Moonfarm, I understand your cynicism, but you also point out an important fact...the GPS system is "too daunting" even for yourself, a professed "geek". So how is a small arboretum with a very limited budget suppose to meet the basic criteria of public education which requires/encourages the labeling of every tree?
We have beautiful plaques that are made by a volunteer in front of "signature" trees...a single tree of a species. And the public love the ability to glance at the plaque and know what they are looking at. But, I am sorry, many times the general public cannot tell if the tree standing right next to it is the same species or not. It would be prohibitive to place these plaques at the base of every tree on the property.

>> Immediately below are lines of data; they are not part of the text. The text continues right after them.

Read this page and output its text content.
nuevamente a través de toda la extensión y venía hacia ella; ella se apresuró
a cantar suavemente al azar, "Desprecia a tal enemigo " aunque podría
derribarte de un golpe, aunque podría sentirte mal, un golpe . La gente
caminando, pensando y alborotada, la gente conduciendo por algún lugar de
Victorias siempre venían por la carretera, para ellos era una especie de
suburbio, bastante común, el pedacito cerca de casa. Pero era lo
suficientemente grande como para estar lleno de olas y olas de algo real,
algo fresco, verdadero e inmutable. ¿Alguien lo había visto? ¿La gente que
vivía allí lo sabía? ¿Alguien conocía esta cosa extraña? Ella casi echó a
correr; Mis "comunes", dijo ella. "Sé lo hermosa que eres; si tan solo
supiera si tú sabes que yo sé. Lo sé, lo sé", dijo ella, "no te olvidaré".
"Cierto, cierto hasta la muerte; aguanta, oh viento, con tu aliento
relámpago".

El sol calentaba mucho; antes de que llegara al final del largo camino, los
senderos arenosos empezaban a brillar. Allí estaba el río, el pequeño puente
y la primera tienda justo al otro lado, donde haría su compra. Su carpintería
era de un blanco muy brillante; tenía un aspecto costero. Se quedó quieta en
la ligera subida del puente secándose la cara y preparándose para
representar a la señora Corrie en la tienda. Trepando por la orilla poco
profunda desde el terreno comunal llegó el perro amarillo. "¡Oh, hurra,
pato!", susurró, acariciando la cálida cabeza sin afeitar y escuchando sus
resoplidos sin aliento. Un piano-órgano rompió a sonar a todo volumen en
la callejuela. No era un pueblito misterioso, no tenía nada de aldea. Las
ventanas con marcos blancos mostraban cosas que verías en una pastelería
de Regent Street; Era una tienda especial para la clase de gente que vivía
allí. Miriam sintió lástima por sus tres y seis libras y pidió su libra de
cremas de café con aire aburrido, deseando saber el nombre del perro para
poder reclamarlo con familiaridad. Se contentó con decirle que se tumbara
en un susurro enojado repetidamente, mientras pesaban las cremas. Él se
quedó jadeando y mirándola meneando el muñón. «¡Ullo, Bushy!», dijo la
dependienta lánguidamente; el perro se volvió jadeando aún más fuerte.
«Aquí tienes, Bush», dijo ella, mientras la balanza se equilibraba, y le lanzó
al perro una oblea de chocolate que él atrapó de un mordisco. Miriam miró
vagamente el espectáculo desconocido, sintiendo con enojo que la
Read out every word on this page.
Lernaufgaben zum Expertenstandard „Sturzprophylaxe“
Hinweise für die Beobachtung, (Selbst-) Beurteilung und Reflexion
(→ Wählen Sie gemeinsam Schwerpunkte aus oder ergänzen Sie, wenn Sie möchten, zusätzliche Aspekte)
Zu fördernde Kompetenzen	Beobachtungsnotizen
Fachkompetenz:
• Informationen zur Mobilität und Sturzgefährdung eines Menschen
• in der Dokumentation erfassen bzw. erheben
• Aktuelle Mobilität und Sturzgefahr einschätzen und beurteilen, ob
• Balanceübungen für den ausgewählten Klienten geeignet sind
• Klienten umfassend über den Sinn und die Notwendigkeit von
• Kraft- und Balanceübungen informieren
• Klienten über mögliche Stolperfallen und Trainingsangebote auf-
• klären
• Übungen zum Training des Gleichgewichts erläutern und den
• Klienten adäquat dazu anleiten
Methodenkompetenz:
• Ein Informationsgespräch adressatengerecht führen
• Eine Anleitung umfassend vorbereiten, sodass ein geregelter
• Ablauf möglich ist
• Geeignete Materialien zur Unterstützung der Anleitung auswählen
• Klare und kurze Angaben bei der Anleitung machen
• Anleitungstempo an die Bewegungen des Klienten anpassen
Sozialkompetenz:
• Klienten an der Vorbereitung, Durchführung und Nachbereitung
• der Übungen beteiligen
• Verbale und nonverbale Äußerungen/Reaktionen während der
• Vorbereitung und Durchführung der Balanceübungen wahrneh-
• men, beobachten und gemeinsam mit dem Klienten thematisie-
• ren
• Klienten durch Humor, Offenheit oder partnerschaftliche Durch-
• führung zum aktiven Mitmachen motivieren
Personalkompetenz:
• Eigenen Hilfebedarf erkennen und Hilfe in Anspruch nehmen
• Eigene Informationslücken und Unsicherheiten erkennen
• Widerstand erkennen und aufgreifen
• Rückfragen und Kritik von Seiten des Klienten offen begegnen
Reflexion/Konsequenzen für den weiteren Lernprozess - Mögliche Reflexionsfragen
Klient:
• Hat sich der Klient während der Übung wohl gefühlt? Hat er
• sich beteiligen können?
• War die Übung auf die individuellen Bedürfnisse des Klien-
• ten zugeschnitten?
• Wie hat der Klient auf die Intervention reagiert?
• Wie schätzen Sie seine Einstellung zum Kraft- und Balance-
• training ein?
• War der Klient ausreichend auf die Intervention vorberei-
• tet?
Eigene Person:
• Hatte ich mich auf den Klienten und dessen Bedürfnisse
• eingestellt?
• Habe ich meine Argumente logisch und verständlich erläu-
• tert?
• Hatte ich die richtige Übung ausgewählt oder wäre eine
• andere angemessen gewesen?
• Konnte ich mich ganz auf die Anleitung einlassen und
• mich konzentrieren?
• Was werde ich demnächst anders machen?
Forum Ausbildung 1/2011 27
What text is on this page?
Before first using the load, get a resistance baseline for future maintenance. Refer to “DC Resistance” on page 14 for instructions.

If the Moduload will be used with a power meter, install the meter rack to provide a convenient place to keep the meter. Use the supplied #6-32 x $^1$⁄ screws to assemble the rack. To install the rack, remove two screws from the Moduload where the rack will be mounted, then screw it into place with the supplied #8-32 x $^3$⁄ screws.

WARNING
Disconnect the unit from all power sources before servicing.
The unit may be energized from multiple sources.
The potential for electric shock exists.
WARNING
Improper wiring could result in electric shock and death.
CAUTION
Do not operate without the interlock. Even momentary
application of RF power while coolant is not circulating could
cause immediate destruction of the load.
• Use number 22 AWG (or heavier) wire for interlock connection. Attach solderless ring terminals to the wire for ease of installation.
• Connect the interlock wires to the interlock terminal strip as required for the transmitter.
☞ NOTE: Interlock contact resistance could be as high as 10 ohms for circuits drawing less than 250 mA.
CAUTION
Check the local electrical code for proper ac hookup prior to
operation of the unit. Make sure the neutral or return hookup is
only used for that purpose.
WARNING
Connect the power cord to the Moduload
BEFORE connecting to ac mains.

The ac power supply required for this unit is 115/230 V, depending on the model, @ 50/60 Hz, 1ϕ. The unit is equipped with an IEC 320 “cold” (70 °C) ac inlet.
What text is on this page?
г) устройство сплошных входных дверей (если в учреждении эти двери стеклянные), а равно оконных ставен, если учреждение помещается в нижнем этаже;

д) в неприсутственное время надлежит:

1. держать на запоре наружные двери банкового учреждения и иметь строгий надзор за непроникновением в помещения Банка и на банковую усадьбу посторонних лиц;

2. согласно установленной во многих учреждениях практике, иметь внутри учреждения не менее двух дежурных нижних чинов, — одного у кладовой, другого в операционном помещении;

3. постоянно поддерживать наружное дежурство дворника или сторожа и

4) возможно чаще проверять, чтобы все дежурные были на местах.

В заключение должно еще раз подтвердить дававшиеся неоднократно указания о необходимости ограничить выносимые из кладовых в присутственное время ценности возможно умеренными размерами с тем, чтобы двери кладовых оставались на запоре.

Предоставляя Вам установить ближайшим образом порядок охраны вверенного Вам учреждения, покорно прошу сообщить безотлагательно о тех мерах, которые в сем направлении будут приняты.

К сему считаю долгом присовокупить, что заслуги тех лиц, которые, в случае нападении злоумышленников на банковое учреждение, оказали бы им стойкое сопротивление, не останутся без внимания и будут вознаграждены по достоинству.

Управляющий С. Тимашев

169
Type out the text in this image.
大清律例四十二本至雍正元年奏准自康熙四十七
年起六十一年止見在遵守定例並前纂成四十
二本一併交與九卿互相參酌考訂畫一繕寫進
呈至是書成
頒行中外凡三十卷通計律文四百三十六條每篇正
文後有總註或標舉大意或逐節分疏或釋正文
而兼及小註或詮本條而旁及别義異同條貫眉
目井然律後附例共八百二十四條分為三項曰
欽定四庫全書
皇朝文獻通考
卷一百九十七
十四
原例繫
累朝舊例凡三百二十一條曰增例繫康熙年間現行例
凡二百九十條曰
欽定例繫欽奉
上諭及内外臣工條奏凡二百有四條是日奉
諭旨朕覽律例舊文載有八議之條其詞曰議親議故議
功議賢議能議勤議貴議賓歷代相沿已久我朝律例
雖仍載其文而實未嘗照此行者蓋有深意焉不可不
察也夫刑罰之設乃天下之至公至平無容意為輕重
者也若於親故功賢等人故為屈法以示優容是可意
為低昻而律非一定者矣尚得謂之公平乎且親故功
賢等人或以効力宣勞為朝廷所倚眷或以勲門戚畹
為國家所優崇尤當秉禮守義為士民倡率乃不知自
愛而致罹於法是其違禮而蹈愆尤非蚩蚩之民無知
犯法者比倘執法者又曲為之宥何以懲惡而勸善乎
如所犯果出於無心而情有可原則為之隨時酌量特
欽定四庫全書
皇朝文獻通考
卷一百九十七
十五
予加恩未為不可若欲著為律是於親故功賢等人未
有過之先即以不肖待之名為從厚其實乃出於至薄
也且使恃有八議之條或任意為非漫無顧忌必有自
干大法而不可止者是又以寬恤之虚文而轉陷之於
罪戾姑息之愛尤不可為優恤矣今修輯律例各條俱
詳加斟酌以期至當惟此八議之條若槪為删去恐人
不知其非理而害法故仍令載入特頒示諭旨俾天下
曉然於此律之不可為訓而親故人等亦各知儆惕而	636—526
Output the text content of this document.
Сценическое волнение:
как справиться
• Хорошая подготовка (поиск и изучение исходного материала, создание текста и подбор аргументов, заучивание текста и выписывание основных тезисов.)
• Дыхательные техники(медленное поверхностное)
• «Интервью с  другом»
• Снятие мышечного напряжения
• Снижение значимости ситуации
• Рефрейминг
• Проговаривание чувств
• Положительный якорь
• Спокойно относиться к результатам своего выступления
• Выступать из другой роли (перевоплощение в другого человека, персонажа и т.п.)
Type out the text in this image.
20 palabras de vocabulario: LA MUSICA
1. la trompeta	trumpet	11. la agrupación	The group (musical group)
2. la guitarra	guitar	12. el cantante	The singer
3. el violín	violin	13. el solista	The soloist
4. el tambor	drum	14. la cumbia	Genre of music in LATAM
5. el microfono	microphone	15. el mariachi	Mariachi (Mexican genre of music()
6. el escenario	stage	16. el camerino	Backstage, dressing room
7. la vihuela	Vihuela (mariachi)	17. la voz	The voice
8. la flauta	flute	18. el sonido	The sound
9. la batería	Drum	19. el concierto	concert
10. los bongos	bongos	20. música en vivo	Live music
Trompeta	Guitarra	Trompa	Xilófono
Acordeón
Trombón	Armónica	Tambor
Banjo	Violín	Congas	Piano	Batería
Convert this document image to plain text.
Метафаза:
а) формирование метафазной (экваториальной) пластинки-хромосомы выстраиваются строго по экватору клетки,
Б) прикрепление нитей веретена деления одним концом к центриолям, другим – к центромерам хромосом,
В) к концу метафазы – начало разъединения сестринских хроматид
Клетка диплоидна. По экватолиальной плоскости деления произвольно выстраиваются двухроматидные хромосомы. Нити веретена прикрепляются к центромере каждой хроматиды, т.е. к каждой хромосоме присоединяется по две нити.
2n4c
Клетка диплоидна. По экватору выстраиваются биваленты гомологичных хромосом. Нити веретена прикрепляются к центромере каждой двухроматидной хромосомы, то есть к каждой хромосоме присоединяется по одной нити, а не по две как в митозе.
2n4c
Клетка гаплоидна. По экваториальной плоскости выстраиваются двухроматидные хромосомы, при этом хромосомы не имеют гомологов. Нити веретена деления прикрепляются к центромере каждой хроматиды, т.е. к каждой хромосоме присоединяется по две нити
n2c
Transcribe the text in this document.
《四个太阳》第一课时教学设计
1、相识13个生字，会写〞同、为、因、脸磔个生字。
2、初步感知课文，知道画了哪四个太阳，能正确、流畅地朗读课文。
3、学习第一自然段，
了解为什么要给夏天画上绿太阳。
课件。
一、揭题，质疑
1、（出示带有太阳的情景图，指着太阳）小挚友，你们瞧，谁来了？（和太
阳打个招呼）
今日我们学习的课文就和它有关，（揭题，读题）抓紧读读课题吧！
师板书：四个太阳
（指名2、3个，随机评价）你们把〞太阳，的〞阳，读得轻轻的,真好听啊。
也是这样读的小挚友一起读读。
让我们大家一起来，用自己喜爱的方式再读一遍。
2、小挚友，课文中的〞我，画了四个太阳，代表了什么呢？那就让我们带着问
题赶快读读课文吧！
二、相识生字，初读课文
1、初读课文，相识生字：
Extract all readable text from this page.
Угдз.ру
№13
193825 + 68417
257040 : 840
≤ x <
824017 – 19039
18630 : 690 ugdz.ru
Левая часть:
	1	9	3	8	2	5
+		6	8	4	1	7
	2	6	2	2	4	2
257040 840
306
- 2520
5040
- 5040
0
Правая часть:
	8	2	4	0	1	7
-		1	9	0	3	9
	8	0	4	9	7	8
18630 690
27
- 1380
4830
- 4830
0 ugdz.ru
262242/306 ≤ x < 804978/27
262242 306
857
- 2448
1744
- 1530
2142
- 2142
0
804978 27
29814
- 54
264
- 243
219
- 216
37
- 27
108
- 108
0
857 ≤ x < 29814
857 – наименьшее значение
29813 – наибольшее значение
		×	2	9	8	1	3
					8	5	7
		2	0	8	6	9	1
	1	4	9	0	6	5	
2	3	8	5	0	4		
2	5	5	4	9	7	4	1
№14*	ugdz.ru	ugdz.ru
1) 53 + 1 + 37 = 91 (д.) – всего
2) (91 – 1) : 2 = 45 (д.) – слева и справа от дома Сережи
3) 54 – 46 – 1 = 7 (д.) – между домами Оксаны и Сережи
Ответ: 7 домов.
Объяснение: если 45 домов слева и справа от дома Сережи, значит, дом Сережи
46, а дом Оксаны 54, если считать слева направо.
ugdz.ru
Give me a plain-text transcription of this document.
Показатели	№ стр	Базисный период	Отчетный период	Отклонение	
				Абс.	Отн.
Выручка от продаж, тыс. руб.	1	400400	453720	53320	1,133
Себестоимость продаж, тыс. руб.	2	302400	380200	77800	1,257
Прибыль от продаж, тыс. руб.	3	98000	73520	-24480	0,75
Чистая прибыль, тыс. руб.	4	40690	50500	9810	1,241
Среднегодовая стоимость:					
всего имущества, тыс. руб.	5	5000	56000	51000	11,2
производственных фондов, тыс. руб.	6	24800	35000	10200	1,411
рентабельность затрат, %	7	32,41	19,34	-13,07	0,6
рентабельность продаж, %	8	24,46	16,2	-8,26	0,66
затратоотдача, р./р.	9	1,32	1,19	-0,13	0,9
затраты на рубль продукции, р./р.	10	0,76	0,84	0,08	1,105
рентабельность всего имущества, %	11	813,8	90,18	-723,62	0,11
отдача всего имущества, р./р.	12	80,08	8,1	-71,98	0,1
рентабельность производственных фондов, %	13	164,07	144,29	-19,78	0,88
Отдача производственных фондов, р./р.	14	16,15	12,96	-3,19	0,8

Therefore, we are going to the standard tagging of each individual tree, again per standard guidelines. Sixteen years ago these trees were tagged and the protocol at that time was to put the tags at the base of the tree. Unfortunately, these have become weathered and are either gone or misshapen. They were only listed with the number, not the name. The protocol now for an educational arboretum
is to put the name (common and botanical) and inventory number on a tag readily visible to the public.
I believe the purpose of putting an inventory on a computer system was not designed to go tagless so much as it was designed to have computer accessible record keeping of the inventory and maintenance schedule.